An excellent meditation from the Reverend Andrew Gray as we approach the Lord in worship on His holy day (Works, pp. 219-220):
If the faith of that saying, which is in John 15:5, "Without me ye can do nothing," were more deeply engraven and stamped upon the tables of our hearts, we would be walking alongst our pilgrimage with the sentence of death in our bosom, and have our confidence fixed on him above; for there is not only an inability in ourselves to do any thing, but also we are clothed with a woeful impossibility, as that word doth hold forth, without me ye can do nothing. And certainly, the lower we descend in the thoughts of our strength, we are the more fit to receive this divine influence from him, by which we are capacitated and rendered able for the doing of every duty.
We must likewise make use of Jesus Christ in all our approaches unto God, as one before whom all our prayers must be accepted before him. The sacrifices of Judah cannot come up with acceptance upon that golden altar before the throne, except they be presented by him who is that great Master of request; this is clear from Rev. 8, whereby the angel that is spoken of there, we understand to be the messenger of the covenant; and by that incense, we understand the merits of Jesus Christ, who is that precious veil that is spread over these sinful imperfections of our duties, which they must be mixed with, before they be an acceptable savour unto God. O! how doth he abominate and abhor all our prayers, if they [lack] this precious ingredient, that sweet-smelling incense—the merits of our blessed Lord Jesus Christ! It is he that doth remove all these rovings, and vain impertinences, of ours, that we have in the exercise of that duty, and doth present them in a more divine frame and contexture. He reduces them in a few words, and makes them more effectual for the obtaining of our requests.
If the consideration of this were more with us, O! how would it make Jesus Christ more precious in our eyes? As likewise, it would discover unto us a more absolute necessity in having our recourse to him in all our approaches to God: such is the depth of the unsearchable grace of Christ, and of his infinite love towards sinners, that the voice of complaining on them was never heard in heaven.
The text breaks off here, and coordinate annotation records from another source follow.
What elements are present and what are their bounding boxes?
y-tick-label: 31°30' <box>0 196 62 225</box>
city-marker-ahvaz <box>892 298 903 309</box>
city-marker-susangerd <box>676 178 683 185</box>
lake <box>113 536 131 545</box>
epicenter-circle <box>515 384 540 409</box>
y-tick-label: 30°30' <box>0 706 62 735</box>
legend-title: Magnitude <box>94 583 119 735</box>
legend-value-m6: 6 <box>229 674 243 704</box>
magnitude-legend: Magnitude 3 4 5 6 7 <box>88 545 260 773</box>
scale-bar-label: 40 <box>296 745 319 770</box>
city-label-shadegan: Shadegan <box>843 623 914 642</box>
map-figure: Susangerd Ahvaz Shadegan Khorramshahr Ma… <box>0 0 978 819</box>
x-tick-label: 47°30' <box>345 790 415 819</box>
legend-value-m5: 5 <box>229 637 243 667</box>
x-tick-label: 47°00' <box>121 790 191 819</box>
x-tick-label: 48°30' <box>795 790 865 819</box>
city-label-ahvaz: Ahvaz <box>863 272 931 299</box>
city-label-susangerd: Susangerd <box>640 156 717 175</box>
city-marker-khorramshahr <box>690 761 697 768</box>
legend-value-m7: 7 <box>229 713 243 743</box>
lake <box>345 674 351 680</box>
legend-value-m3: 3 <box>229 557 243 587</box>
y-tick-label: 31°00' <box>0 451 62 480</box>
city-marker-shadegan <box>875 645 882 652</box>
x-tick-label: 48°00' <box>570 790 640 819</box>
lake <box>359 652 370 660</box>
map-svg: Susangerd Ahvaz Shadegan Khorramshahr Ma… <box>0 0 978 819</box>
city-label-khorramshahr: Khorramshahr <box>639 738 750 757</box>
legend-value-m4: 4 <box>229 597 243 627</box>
Christ never spake evil, but always good, of believers before his Father, notwithstanding he hath oftentimes spoken reproofs to themselves; that is clear from John 17:8, where, giving an account of the carriage and practice of his disciples unto his Father, he doth exceedingly commend their faith and their carriage towards him, and saith, They have received me, and have known surely that I came out from thee, and they have believed that thou didst send me: and yet, in John 14:1, he doth challenge their unbelief; the one speech he directeth to God his Father, and the other he directeth to them. Love, in a manner, doth silence all the noise of complaints with him, and maketh him always breathe out love in his expressions of them before the throne. He will be whiles speaking roughly to believers here to themselves, but, to say it with reverence to his blessed Name, he never telleth any ill tale of them behind their backs.